Basic Health Unit (BHU), Kalinjar and veterinary dispensary Sawabi Mera are also there to help out.

== Education ==
- Govt Tanawal Degree College Gandaf situated at Moon Street Gandaf.(Functional)
- Govt Boys High School Kalinjar
- Govt Girls Higher Secondary School Kalinjar.
- Govt Middle school Swabi Maira.
- Govt Primary School Kalinjar No, 1, 2 and 3.
- Govt. Boys High School Kheri

== Wildlife ==
Game Reserve Kalinjar Contain 2000 ha area, Gray Goral, Black partridge
Bird, Gray partridge, See-See partridge, Hare, Fox, Jackal are famous wildlife. Every year more than thousands of migrating birds come into this game Reserve.

== Business ==
Biryani is the most popular and successful business in kalinjar, mostly people engaged with it.
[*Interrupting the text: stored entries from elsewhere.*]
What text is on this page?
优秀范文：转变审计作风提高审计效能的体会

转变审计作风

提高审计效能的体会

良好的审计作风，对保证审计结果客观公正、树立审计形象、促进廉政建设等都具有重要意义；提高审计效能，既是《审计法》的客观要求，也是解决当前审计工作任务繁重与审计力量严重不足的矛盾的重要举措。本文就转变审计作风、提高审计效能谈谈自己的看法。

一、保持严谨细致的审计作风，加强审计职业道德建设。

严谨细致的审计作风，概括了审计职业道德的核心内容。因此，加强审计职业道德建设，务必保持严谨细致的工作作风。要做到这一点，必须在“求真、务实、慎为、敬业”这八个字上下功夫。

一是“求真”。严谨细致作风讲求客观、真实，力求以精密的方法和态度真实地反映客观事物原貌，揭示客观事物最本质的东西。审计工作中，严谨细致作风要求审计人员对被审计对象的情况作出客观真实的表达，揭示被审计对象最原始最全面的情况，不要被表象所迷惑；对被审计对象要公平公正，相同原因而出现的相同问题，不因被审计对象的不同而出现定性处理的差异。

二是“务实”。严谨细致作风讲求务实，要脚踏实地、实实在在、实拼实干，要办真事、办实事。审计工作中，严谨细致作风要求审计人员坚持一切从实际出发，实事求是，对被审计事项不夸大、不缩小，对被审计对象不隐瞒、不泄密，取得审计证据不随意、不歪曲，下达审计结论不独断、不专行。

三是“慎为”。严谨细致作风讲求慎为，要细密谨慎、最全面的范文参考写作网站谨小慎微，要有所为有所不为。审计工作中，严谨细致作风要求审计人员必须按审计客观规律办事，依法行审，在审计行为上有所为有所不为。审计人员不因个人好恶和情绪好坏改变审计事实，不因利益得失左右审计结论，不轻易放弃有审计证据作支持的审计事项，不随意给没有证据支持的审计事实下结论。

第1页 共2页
They have shops across the Pakistan. There are several names of group like Al Naseeb Biryani, Al Naaz Biryani, Alnoorani Biryani,Student Biryani, Pak Ghazi Biryani, Sabir Biryani etc.
Other than that people are mostly daily wagers, do farming, shopkeepers and government servers (mostly Security forces, health department and teaching).

== Problems of UC Kalinjar ==
- Drinking water
- Education
- Health (Staff deficiency)
- Kalinjar to Jam bypass (Under construction)

== Famous and attractive places in U/C Kalinjar ==
- Kani Kot Top
- Tawi Khanpur lake view
- Mari & Swabi Maira Lake View Point
- Chajakka rest house
- Moon Street Gandaf
- Kheri Boys Higher Secondary School
- Kheri Forest " SEHRA" Top

==Village names of Union Council Kalinjar==
Kalinjar, Sawabi Mera, Gandaf, Marri, Khairi, Tawi Khanpur, Kani Kot, Salabatt, Chajakka, Jam, Muradpur and many more small villages.